What is MCP?
The protocol, the three primitives, why it matters.
Every time you wanted to give an LLM access to your data (Gmail, your database, your file system), you wrote a bespoke integration. Every time. For every model. For every app. Model Context Protocol (MCP) is Anthropic's answer to that mess. Released as open source in November 2024, it gives LLM apps and external systems a single standard language to speak. Think of it as the USB-C of AI tooling.
The problem MCP solves
Before MCP, every AI app shipped its own custom plumbing. Cursor had one way to talk to your file system, Claude Desktop had another, ChatGPT had a third, and your homemade agent had a fourth. If you built a Postgres connector for Claude, it was useless to anyone using Cursor. And vice versa.
MCP says: let's standardize the wire format and the verbs. Once a service speaks MCP, any MCP-capable host can use it. Build the connector once, plug it into any host.
The three primitives
MCP servers expose three kinds of things. Memorize these. They show up in every spec doc and SDK.
- Tools are functions the model can call.
send_email,query_db,create_issue. They take typed input and return a result. The model decides when to invoke them. - Resources are data the model can read. Files, database rows, log entries, API responses. Each has a URI like
file:///home/me/notes.mdorpostgres://db/users/42. The host (or model) chooses which to load into context. - Prompts are templates users can invoke intentionally. Slash commands, basically.
/summarize-pron a server might expand to a curated system + user message about how to summarize.

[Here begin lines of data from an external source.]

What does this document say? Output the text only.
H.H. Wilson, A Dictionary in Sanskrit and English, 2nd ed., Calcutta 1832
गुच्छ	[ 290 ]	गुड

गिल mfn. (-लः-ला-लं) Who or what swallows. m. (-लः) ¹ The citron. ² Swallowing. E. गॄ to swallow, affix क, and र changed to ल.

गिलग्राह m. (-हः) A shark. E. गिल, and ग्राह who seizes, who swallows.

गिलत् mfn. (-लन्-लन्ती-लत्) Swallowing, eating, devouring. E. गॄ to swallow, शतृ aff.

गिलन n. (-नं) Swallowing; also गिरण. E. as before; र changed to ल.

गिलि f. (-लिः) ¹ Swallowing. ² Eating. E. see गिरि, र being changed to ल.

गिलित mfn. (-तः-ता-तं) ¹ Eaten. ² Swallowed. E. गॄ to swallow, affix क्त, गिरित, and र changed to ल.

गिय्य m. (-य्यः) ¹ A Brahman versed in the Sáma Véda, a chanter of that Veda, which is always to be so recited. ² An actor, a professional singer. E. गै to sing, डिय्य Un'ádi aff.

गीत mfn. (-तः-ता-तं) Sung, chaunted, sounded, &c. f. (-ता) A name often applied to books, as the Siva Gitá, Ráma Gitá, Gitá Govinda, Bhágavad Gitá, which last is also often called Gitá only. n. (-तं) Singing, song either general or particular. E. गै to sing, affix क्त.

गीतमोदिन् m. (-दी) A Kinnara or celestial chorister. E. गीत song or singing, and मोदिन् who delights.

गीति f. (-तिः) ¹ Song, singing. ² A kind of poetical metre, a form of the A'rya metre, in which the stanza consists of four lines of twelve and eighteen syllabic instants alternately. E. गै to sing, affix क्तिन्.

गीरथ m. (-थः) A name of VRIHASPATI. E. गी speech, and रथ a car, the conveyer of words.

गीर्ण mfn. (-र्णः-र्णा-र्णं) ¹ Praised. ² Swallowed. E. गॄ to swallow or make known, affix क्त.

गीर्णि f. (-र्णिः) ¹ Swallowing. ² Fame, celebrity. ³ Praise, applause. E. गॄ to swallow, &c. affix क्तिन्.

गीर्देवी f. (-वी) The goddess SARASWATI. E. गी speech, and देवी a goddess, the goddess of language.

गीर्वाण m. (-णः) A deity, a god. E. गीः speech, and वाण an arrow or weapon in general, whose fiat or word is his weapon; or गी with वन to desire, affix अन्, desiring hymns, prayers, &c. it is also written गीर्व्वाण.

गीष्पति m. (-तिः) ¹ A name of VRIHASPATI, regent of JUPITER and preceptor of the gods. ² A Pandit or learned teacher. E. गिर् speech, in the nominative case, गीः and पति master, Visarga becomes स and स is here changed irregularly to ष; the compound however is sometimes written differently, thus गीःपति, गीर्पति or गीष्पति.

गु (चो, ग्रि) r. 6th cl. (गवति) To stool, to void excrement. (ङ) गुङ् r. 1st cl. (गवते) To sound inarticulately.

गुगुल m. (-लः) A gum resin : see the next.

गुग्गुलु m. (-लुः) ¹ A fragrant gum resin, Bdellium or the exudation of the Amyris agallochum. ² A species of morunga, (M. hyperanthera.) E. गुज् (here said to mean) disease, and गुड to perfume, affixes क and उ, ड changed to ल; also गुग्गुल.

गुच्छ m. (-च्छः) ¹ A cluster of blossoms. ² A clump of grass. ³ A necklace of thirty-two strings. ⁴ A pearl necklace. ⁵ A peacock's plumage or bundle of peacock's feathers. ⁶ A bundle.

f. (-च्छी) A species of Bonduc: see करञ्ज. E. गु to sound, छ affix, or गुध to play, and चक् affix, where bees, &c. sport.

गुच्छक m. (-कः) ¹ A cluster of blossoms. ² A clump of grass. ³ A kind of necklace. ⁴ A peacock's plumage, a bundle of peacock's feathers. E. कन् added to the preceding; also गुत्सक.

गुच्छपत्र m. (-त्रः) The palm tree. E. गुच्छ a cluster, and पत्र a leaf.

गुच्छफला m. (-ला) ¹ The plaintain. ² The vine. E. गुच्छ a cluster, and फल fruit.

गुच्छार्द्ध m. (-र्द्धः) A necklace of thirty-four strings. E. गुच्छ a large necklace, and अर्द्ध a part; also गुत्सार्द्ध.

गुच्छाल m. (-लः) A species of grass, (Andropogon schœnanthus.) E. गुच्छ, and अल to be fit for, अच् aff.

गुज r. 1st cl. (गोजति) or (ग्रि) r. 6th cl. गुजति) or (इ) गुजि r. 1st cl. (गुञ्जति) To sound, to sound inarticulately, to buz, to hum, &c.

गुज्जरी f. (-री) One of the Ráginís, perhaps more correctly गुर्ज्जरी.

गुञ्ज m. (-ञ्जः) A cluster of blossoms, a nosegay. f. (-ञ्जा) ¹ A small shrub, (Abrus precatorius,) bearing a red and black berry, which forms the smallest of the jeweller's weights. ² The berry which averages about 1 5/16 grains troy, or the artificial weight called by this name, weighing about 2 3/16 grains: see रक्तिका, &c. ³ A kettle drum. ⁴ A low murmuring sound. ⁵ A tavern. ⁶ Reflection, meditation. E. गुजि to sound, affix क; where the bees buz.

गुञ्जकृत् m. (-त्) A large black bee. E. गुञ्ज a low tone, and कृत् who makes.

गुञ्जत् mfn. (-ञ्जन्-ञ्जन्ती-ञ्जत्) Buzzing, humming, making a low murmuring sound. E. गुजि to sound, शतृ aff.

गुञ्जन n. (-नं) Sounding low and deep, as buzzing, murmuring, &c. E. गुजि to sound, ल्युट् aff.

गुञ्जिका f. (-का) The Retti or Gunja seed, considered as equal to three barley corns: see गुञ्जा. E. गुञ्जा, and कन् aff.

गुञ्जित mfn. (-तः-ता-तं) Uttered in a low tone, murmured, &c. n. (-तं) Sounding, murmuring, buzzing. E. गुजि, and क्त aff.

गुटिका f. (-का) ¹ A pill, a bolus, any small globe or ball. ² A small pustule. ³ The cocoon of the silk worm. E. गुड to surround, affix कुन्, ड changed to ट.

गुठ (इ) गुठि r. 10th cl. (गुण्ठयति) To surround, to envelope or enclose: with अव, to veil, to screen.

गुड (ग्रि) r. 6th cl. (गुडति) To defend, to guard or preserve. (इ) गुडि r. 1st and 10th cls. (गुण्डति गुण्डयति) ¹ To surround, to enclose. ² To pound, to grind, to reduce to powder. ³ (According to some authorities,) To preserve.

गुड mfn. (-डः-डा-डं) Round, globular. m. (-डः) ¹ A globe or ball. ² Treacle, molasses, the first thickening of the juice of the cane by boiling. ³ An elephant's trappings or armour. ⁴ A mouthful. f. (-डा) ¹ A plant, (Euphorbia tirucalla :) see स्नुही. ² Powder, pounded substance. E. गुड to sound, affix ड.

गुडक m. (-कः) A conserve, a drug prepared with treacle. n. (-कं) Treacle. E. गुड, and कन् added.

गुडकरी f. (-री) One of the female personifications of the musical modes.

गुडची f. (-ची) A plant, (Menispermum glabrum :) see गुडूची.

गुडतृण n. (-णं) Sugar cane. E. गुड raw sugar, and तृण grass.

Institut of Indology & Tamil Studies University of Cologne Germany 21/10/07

Host, client, server: the architecture
MCP has three roles. Get these straight and the docs stop being confusing.
- Host: the user-facing app. Claude Desktop, Cursor, Zed, Windsurf, your custom agent. The host wraps the LLM and the UI.
- Client: an instance inside the host that connects to exactly one server. A host typically runs many clients in parallel, one per server.
- Server: the thing exposing tools, resources, and prompts. Could be a local Node process reading your file system, or a remote HTTP endpoint serving GitHub-on-MCP.
# Conceptually, a host like Claude Desktop runs something like:
#
# Host (Claude Desktop)
# ├── Client A ── stdio ──> filesystem MCP server (local)
# ├── Client B ── stdio ──> postgres MCP server (local)
# └── Client C ── HTTP ──> github MCP server (remote)
#
# Each client talks to exactly one server. The host orchestrates them all
# and feeds their tools/resources to the model.Two transports: stdio and Streamable HTTP
MCP defines two ways for client and server to communicate:
- stdio: the server is a subprocess. Messages are JSON-RPC over stdin / stdout. Zero network. Perfect for local tools that need access to your filesystem or local DB.
- Streamable HTTP: the server is a remote endpoint. Client posts JSON-RPC requests, server responds (and can stream notifications back via SSE on the same connection when needed). This replaced the older SSE-only transport in the March 2025 spec. Used for hosted services like GitHub MCP, Notion MCP, etc.
What a real exchange looks like
Under the hood, MCP is JSON-RPC 2.0. Here is a (truncated) initial handshake plus a tool call:
{
"jsonrpc": "2.0",
"id": 1,
"method": "initialize",
"params": {
"protocolVersion": "2025-06-18",
"capabilities": { "roots": { "listChanged": true } },
"clientInfo": { "name": "claude-desktop", "version": "0.9.0" }
}
}{
"jsonrpc": "2.0",
"id": 7,
"method": "tools/call",
"params": {
"name": "search_repos",
"arguments": { "query": "rust embedded", "language": "Rust" }
}
}The server replies with a list of content items (text, images, embedded resources). The host hands those to the model, which decides whether to call again or to answer the user.
Why web developers should care
MCP started in the AI tooling world, but it is already crossing into backend engineering. Companies that ship REST or GraphQL APIs are now shipping MCP servers alongside them. GitHub, Stripe, Cloudflare, Sentry, Notion, Linear all have official MCP servers as of 2025. The implication for you:
- Your future backend may expose
POST /api/...for browsers and/mcpfor AI agents. Two interfaces, one set of business logic. - When you build internal tools, exposing them as MCP servers makes them instantly usable by every AI agent in your org.
- When you build an LLM app, you can consume any MCP server in the ecosystem instead of writing yet another bespoke integration.
Quick quiz
What problem is MCP designed to solve?
Recap
- MCP is an open protocol from Anthropic for connecting LLM apps to external tools, data, and prompts.
- Three primitives: tools (functions), resources (data), prompts (templates).
- Architecture: host (the app), client (one connection), server (the integration).
- Two transports: stdio for local subprocess servers, Streamable HTTP for remote ones.
- Web devs increasingly ship MCP servers alongside REST APIs so AI agents and humans can both use the same backend.